Bu yerel seçimlerin zor gececiğini söylemek için âlim olmaya gerek yok. Belli ki diğerlerinden daha çatırtılı ve sonucu kestirmenin zor olduğu bir yerel seçim bizleri bekliyor.
Zor olmasındaki etkenlerden biri, partiler kadar isimlerin ön plana gelecek olması. Sadece partiler yarışsa Türkiye genelinde olduğu gibi Ak Parti seçimi rahat rahat kazanır, ancak Eskişehir seçmeni, Genel ve Yerel seçim arasındaki ayrımı çok iyi yapan bir kitle, bu yüzden isimler partinin önüne geçebiliyor.
Örneğin vatandaş Odunpazarı Belediyesi için Burhan Sakallı ’ya oy verirken, Büyükşehir için Yılmaz Büyükerşen’e oy verebiliyor. Ya da Tepebaşı için Ahmet Ataç’a oy veren bir vatandaş Büyükşehir tercihini Hasan Gönen’den yana kullanabiliyor. Bunlar geride kalan seçimde sıkça yaşanan tablolar. Gel gelelim bu seçimde, bu tercih diğer seçimler kadar kolay olmayacak.
“Burhan Sakallı, Yılmaz Büyükerşen ve Kadir Çalışıcı Büyükşehir için aday oldu diyelim..”
Bu tablonun kafaları karıştırmayacağını söyleyebilir misiniz?
Ya da bu tabloya göre herhangi biri açık ara fark atar diyebilir misiniz?
Şu bir gerçek ki Büyükerşen, CHP’yi alır götürür, oylar partiye değil şahsa münhasır gelir.
İnsanlar CHP için elbette oy verir ama öncelik Büyükerşen olur.
Burhan Sakallı ise ismiyle olduğu kadar, İktidar partisi avantajıyla da oy almayı başarır.
Sadece Ak Parti adayı olması bile büyük oy getirir kendisine.
Kadir Çalışıcı ise hem isminin, hem MHP tabanı ve kemik kitlesinin, hem de alternatif oyların birleştiği bir isim olabilir. Bağımsız aday olursa pek şansı yok ama MHP teşkilatı akıllı davranırsa, en iddialı adayları Çalışıcı olur..
Bu tablo bir varsayım gibi gözüküyor ama şu an sokakta konuşulan durum bundan farklı değil. İlerleyen aylar neler getirir, götürür bilinmez ama ne olursa olsun değişmeyen bir gerçek var ortada, o da bu seçimin kimse için çantada keklik olmayacağı.
“Sol neden kaybediyor”
Geçtiğimiz günlerde bazı dostlarla sohbetteydik. Konu Türk Solu idi. Bende sol düşüncenin bu ülkede kaybetmesinin nedeni, kendi felsefesine ters insanların temsiliyetinde olması dedim. Önce herkes karşı çıktı ama birkaç örnekten sonra istemeyerek de olsa hak verdi.

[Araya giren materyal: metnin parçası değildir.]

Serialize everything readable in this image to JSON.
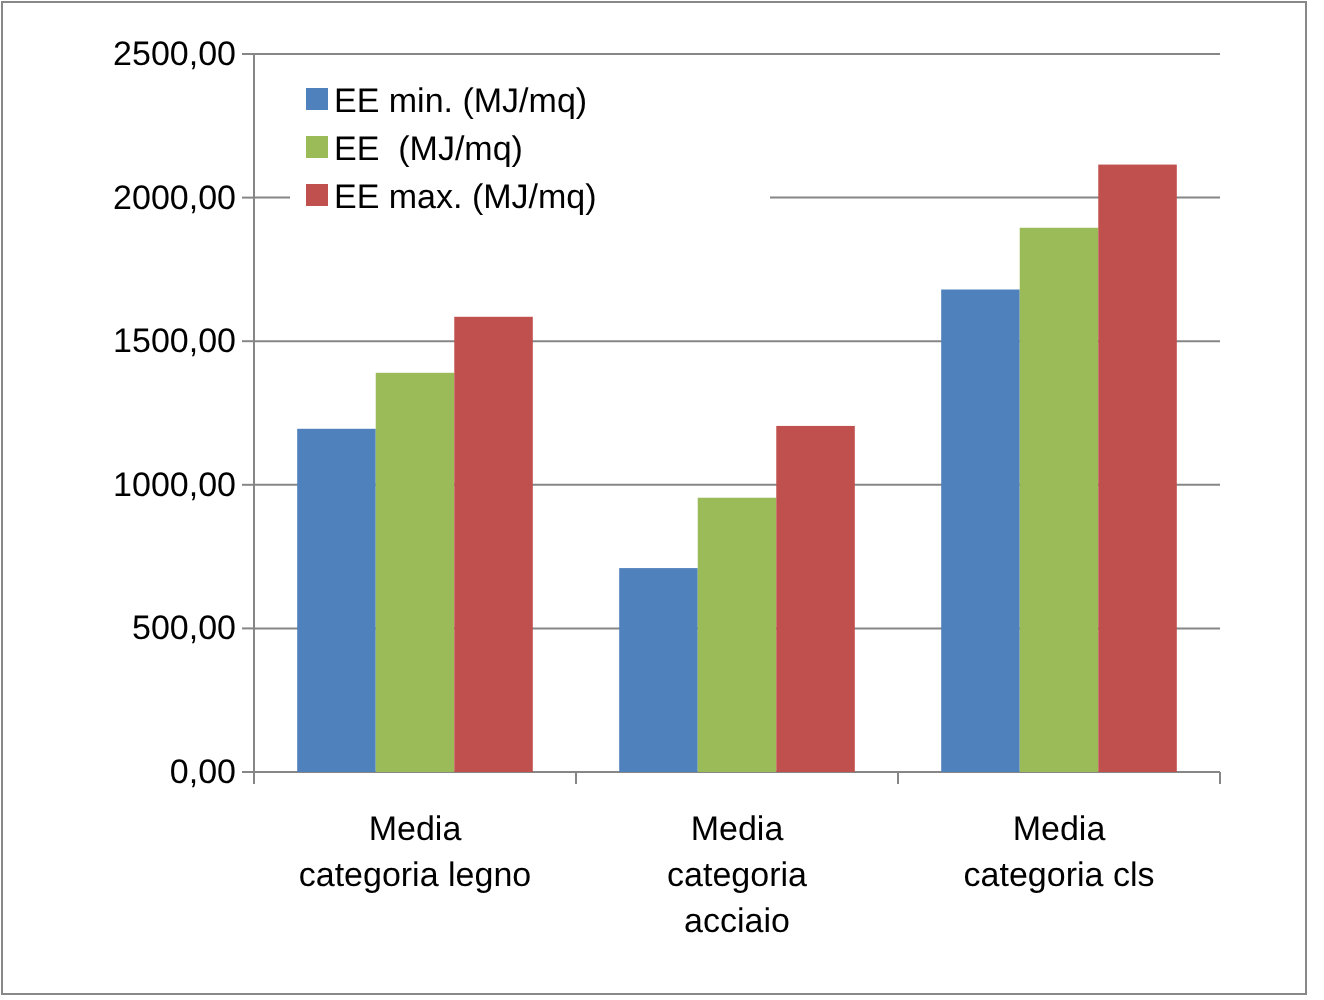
{
  "chart_data": {
    "type": "bar",
    "categories": [
      "Media categoria legno",
      "Media categoria acciaio",
      "Media categoria cls"
    ],
    "series": [
      {
        "name": "EE min. (MJ/mq)",
        "color": "#4f81bd",
        "values": [
          1195,
          710,
          1680
        ]
      },
      {
        "name": "EE  (MJ/mq)",
        "color": "#9bbb59",
        "values": [
          1390,
          955,
          1895
        ]
      },
      {
        "name": "EE max. (MJ/mq)",
        "color": "#c0504d",
        "values": [
          1585,
          1205,
          2115
        ]
      }
    ],
    "ylim": [
      0,
      2500
    ],
    "yticks": [
      {
        "value": 0,
        "label": "0,00"
      },
      {
        "value": 500,
        "label": "500,00"
      },
      {
        "value": 1000,
        "label": "1000,00"
      },
      {
        "value": 1500,
        "label": "1500,00"
      },
      {
        "value": 2000,
        "label": "2000,00"
      },
      {
        "value": 2500,
        "label": "2500,00"
      }
    ],
    "grid": "y",
    "legend": "top left"
  }
}
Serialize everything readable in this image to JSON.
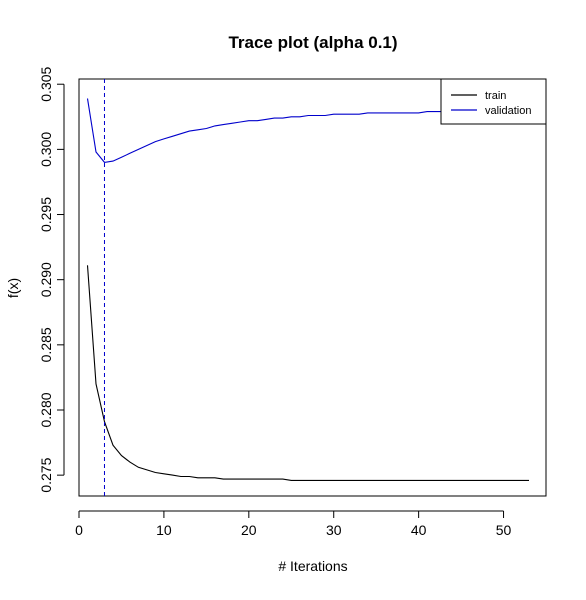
{
  "chart_data": {
    "type": "line",
    "title": "Trace plot (alpha 0.1)",
    "xlabel": "# Iterations",
    "ylabel": "f(x)",
    "xlim": [
      0,
      55
    ],
    "ylim": [
      0.2734,
      0.3054
    ],
    "x_ticks": [
      0,
      10,
      20,
      30,
      40,
      50
    ],
    "y_ticks": [
      0.275,
      0.28,
      0.285,
      0.29,
      0.295,
      0.3,
      0.305
    ],
    "grid": false,
    "legend_position": "top-right",
    "series": [
      {
        "name": "train",
        "color": "#000000",
        "x": [
          1,
          2,
          3,
          4,
          5,
          6,
          7,
          8,
          9,
          10,
          11,
          12,
          13,
          14,
          15,
          16,
          17,
          18,
          19,
          20,
          21,
          22,
          23,
          24,
          25,
          26,
          27,
          28,
          29,
          30,
          31,
          32,
          33,
          34,
          35,
          36,
          37,
          38,
          39,
          40,
          41,
          42,
          43,
          44,
          45,
          46,
          47,
          48,
          49,
          50,
          51,
          52,
          53
        ],
        "values": [
          0.2911,
          0.282,
          0.2791,
          0.2773,
          0.2765,
          0.276,
          0.2756,
          0.2754,
          0.2752,
          0.2751,
          0.275,
          0.2749,
          0.2749,
          0.2748,
          0.2748,
          0.2748,
          0.2747,
          0.2747,
          0.2747,
          0.2747,
          0.2747,
          0.2747,
          0.2747,
          0.2747,
          0.2746,
          0.2746,
          0.2746,
          0.2746,
          0.2746,
          0.2746,
          0.2746,
          0.2746,
          0.2746,
          0.2746,
          0.2746,
          0.2746,
          0.2746,
          0.2746,
          0.2746,
          0.2746,
          0.2746,
          0.2746,
          0.2746,
          0.2746,
          0.2746,
          0.2746,
          0.2746,
          0.2746,
          0.2746,
          0.2746,
          0.2746,
          0.2746,
          0.2746
        ]
      },
      {
        "name": "validation",
        "color": "#0000cc",
        "x": [
          1,
          2,
          3,
          4,
          5,
          6,
          7,
          8,
          9,
          10,
          11,
          12,
          13,
          14,
          15,
          16,
          17,
          18,
          19,
          20,
          21,
          22,
          23,
          24,
          25,
          26,
          27,
          28,
          29,
          30,
          31,
          32,
          33,
          34,
          35,
          36,
          37,
          38,
          39,
          40,
          41,
          42,
          43,
          44,
          45,
          46,
          47,
          48,
          49,
          50,
          51,
          52,
          53
        ],
        "values": [
          0.3039,
          0.2998,
          0.299,
          0.2991,
          0.2994,
          0.2997,
          0.3,
          0.3003,
          0.3006,
          0.3008,
          0.301,
          0.3012,
          0.3014,
          0.3015,
          0.3016,
          0.3018,
          0.3019,
          0.302,
          0.3021,
          0.3022,
          0.3022,
          0.3023,
          0.3024,
          0.3024,
          0.3025,
          0.3025,
          0.3026,
          0.3026,
          0.3026,
          0.3027,
          0.3027,
          0.3027,
          0.3027,
          0.3028,
          0.3028,
          0.3028,
          0.3028,
          0.3028,
          0.3028,
          0.3028,
          0.3029,
          0.3029,
          0.3029,
          0.3029,
          0.3029,
          0.3029,
          0.3029,
          0.3029,
          0.3029,
          0.3029,
          0.3029,
          0.3029,
          0.3029
        ]
      }
    ],
    "vline": {
      "x": 3,
      "color": "#0000cc",
      "style": "dashed"
    }
  }
}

Kendi düşüncelerini anlatırken, buna karşı çıkanları saygısız, yobaz, at gözlüklü olarak niteleyen solcuların, karşıdaki düşünceye saygısızlık yapmasını neyle açıklarsınız?
Kendi düşüncesinden olup, ayrı fikirler sunan insanları bile fişleyen bir zihniyetin, karşı tarafı aynı ithamla eleştirmesi ne kadar objektif?
Basına baskı ve sansür yapıyor diye İktidar partisine demediğini bırakmayanların, iş kendilerine geldiğinde, kendileri hakkında olumsuz yazanları aforoz etme talepleri ne kadar sağlıklı bir yansıma?
Temsil ettikleri isme ya da kuruma yaranmak isteyenlerin, sırf kendi önlerine geçmesin diye o düşünceye hizmet edenleri, kötü gösterme çabasının, kendilerinden olan isimlere tebessüm bile etmezken, düşmanlarını sarıp sarmalayanların ne kadar ilkeli olduğunu söyleyebiliriz?
İş emekçiye geldiğinde de durum farklı değil. Söz de emeğin, emekçinin dostu olduğunu söyleyenlerin, emekçinin hakkını hiçe sayanları gönül köşküne buyur etmesine ne demeli?
Ben değil, biz olmalıyız diyenlerin aslında kendinden başkasının ön plana çıkmasını istemediğini görmekte neden bu kadar zorlanıyoruz?
Aktörleri değişir, örnekleri artar ama olan budur. Köşe dar bu kadarını yazdım, gerisini de siz bilirsiniz zaten.